We're ready to train our associative memory! (Note that it offers us no particular advantage, in this case, that our "neurons" are based on simulated quantum computational gates, though it is possible to predict in "superposition" of many rows at once.)

In [12]:
from IPython.display import clear_output
from pyqrack import QrackSimulator, QrackNeuron

eta = (1 / 2) * (out_bin_count / y.shape[0])

input_power = 1 << in_tot_count
input_indices = list(range(in_tot_count))
qsim = QrackSimulator(in_tot_count + out_qubit_count)

output_layer = []
for i in range(out_qubit_count):
    output_layer.append(QrackNeuron(qsim, input_indices, in_tot_count + i))

# Train the network to associate powers of 2 with their log2()
print("Learning...")
for i in range(len(xd)):
    perm = xd[i]
    res = yd[i]

    if i > 0:
        clear_output(wait=True)
    print("Epoch ", (i + 1), " out of ", len(xd))
    for j in range(out_qubit_count):
        qsim.reset_all()
        for k in range(in_tot_count):
            if perm[k]:
                qsim.x(k)
        for k in range(out_qubit_count):
            if res[k]:
                qsim.x(in_tot_count + k)
        output_layer[j].learn_permutation(eta, res[j] == 1)

Epoch  33214  out of  33214


Let's use our neural net, trained on half the data, to try to predict the left-out half of data!

In [13]:
print("Should associate each input with its trained output...")
sum_sqr_tot = 0
sum_sqr_res = 0
for i in range(len(xd_test)):
    perm = xd_test[i]

    qsim.reset_all()
    for j in range(in_tot_count):
        if perm[j]:
            qsim.x(j)
    for j in range(out_qubit_count):
        output_layer[j].predict()

    bn = out_bin_count
    offset = 0
    for j in range(out_qubit_count):
        bn = bn // 2
        if qsim.m(in_tot_count + j):
            offset += bn 
    pred = y_bins[offset]
    
    if i > 0:
        clear_output(wait=True)
    print("Predicting ", (i + 1), " out of ", len(xd))
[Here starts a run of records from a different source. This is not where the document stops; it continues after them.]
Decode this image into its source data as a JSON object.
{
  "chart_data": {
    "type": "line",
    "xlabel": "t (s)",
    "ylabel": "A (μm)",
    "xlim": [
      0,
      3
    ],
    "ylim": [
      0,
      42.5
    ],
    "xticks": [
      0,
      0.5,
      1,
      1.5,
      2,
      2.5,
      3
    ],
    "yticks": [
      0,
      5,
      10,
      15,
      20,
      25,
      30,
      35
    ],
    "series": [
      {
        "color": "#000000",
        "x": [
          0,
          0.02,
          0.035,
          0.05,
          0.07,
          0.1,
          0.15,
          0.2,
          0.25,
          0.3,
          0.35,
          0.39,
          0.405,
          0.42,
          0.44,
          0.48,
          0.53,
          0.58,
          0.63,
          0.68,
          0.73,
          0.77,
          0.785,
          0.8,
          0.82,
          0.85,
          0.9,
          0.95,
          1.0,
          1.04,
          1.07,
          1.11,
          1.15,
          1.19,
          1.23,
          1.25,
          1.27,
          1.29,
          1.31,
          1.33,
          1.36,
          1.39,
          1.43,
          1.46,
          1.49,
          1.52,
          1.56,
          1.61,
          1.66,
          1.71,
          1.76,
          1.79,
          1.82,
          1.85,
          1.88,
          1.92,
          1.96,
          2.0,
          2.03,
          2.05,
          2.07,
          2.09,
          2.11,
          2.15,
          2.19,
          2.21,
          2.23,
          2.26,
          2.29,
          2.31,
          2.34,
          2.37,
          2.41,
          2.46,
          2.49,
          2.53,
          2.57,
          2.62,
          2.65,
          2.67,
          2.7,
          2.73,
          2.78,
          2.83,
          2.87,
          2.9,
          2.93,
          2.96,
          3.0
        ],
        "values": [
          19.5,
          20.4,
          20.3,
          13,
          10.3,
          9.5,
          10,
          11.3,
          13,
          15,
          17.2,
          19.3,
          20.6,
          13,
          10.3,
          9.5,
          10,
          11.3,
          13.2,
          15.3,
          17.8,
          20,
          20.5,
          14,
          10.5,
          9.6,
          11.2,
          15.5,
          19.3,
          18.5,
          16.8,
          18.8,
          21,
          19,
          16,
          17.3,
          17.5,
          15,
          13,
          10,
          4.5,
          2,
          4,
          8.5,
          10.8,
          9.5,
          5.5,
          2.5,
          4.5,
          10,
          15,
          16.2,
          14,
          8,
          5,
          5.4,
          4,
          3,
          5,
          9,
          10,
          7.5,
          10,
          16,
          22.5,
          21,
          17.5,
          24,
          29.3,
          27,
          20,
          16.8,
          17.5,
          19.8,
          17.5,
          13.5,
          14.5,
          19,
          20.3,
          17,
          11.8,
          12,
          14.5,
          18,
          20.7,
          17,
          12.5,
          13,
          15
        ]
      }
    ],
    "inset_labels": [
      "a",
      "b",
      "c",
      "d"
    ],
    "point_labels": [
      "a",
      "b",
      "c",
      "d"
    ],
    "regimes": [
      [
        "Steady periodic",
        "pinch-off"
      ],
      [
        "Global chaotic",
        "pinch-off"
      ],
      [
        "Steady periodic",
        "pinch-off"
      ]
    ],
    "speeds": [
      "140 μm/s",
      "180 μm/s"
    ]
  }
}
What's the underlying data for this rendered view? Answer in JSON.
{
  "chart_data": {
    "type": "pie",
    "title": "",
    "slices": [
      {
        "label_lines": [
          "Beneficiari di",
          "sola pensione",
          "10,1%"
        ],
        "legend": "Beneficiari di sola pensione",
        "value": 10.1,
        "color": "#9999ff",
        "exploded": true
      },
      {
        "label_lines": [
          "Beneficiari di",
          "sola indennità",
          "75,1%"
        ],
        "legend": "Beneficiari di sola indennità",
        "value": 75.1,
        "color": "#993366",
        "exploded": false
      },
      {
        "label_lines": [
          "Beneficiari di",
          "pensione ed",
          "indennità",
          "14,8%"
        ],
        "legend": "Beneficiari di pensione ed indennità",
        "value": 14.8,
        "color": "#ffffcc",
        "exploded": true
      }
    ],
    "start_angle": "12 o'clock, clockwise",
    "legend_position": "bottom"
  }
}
    # print("Row: ", str(i))
    # print("Input: ", str(perm))
    # print("Prediction: ", str(pred))
    # print("Observed: ", str(y_test[i]))
    # print("Residual: ", str(y_test[i] - pred))
    # print()

    sum_sqr_tot += y_test[i] * y_test[i]
    sum_sqr_res += (y_test[i] - pred) * (y_test[i] - pred)

Predicting  33213  out of  33214


How does this compare to the training R^2 of multiple linear regression?

In [14]:
print("QrackNeuron Validation R^2: ", 1 - sum_sqr_res / sum_sqr_tot)
print("Multiple linear regression validation R^2: ", 1 - ssr / sst)
if (1 - sum_sqr_res / sum_sqr_tot) > (1 - ssr / sst):
    print("QrackNeuron quantum associative memory outperfomed multiple linear regression.")
else:
    print("Multiple linear regression outperfomed QrackNeuron quantum associative memory.")

QrackNeuron Validation R^2:  0.9855655982535823
Multiple linear regression validation R^2:  0.9565691441192254
QrackNeuron quantum associative memory outperfomed multiple linear regression.